RAID overview

From: louis.avrami..jr <lou2_at_cbnews.att.com>
Date: Mon, 21 Nov 1994 23:26:12 GMT
Message-ID: <Czn53o.1sF_at_nntpa.cb.att.com>


In article <3ag31d$611_at_nova.sti.nasa.gov>, Karen Huguley <khuguley_at_sti.nasa.gov> wrote:
>In article <Cz29Bw.HwL_at_nntpa.cb.att.com>, lou2_at_cbnews.att.com
>(louis.avrami..jr) says:
>>>snip<<
>>
>>If anyone is interested, I'll post a synopsis of RAID issues that I wrote
>>for my group.
>>
>>Lou Avrami ( attmail!lavrami )
>>
 

>>>>snip snip<<<
>
>Thanks for the info. I would be interested in reading your synopsis of
>RAID issues. We are installing RAID for use with our ORACLE server, and
>I am very interested in others' experiences. What level is best for
>ORACLE7? 0,1,3,5?? Tradeoffs?? Any insights/information would be greatly
>appreciated.
>
>Karen Huguley
>DBA
>NASA Center for Aerospace Information

Several folks indicated interest in an overview of RAID that I wrote several months ago, so I thought that I would post it for everyone. My group ended up going with RAID 5. RAID 5 is good for reads, slow for writes, but my system is a little bit unusual in the the majority of our transactions (>80%) are reads. We do most of our database updates at night, so our users are not affected by the somewhat slower write performance of RAID 5.
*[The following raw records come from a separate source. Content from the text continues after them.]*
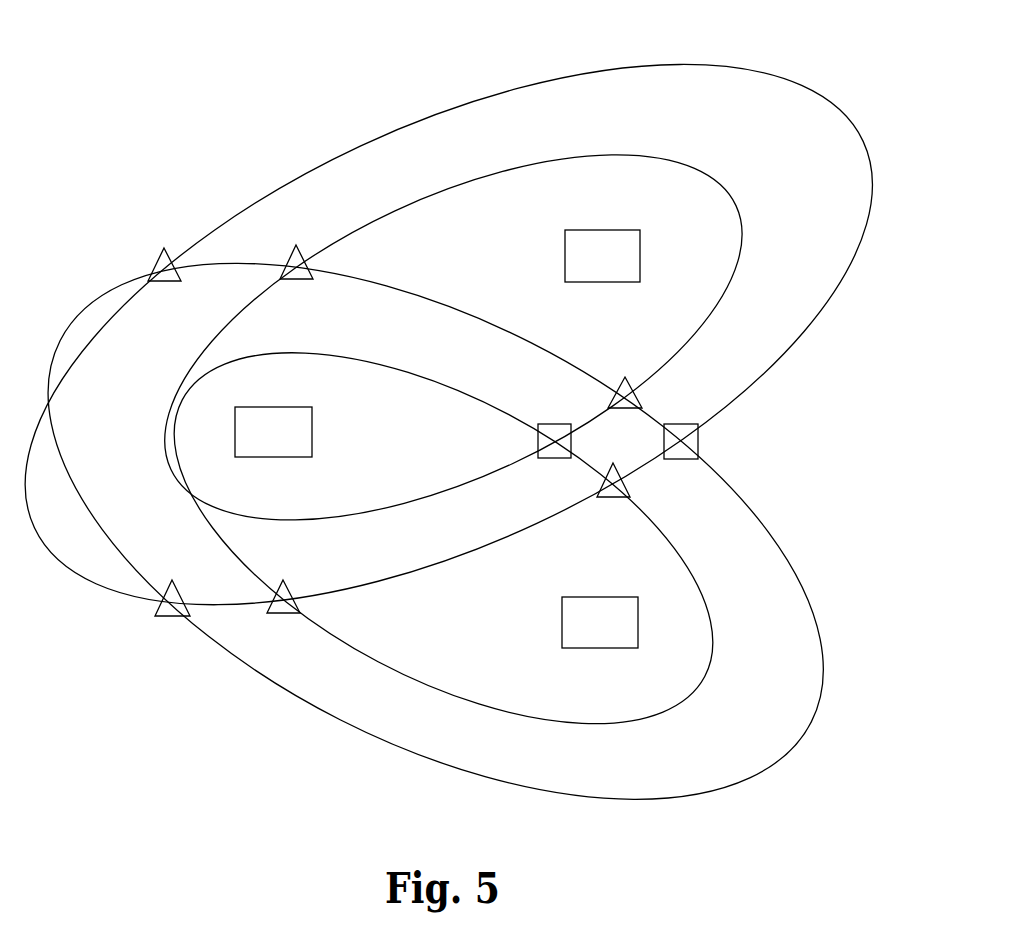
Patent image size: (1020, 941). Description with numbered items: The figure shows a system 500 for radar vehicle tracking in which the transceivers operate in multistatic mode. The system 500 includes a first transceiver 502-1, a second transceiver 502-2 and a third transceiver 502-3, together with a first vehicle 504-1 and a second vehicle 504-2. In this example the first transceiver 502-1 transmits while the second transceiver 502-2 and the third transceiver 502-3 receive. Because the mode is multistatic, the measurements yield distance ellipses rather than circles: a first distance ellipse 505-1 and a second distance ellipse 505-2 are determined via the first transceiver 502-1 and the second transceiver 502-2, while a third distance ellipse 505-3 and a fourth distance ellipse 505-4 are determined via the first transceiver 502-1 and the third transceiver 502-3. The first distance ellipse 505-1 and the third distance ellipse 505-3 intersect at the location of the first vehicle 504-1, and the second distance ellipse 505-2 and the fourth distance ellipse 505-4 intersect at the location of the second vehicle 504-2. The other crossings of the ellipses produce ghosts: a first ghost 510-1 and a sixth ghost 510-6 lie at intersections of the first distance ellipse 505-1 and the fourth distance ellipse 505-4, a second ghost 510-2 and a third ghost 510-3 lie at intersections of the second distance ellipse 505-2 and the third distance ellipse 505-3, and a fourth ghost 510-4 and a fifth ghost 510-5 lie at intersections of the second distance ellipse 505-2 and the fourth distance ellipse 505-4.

The system 500 is at (266, 97).
The first distance ellipse 505-1 is at (661, 157).
The second distance ellipse 505-2 is at (686, 64).
The third distance ellipse 505-3 is at (668, 717).
The fourth distance ellipse 505-4 is at (641, 801).
The first transceiver 502-1 is at (313, 433).
The second transceiver 502-2 is at (603, 229).
The third transceiver 502-3 is at (562, 623).
The first vehicle 504-1 is at (538, 442).
The second vehicle 504-2 is at (700, 442).
The first ghost 510-1 is at (622, 388).
The second ghost 510-2 is at (613, 500).
The third ghost 510-3 is at (289, 592).
The fourth ghost 510-4 is at (167, 617).
The fifth ghost 510-5 is at (160, 266).
The sixth ghost 510-6 is at (292, 265).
We initially chose RAID 1, but found out that our RAID cabinet could only mirror disks within the same rank. Since the cabinet (the NCR 6298) had 5 disks per rank, we would have to "give up" (not use within a RAID array) one disk per rank. Because of the unique aspects of our application with respect to writes, we decided to make to do with RAID 5.

I've always thought that the best overall performance for a database application could be gained with RAID 1, with perhaps striping across both disks (a combination of RAID 1 and 0, called RAID 10). This can be very expensive, especially if you want a totally redundant system. You need two of everything (disks, controllers, etc.).

The RAID Advisory Board can be contacted at 13 Marie Lane, St. Peter, MN 56082-9423, tel (507)931-0967, fax (507)931-0976, MCI Mail ID: 470-6032.

Any opinions stated are mine, not my company's.

Hope this is helpful. If anyone would like to ask specific questions, please E-mail me.

Lou Avrami ( attmail!lavrami )

WHAT IS RAID?


        The term RAID originally stood for Redundant Array of Inexpensive Disks. The RAID Advisory Board officially defines RAID as Redundant Array of Independent Disks. I guess they recognized that these systems weren't as cheap as they thought.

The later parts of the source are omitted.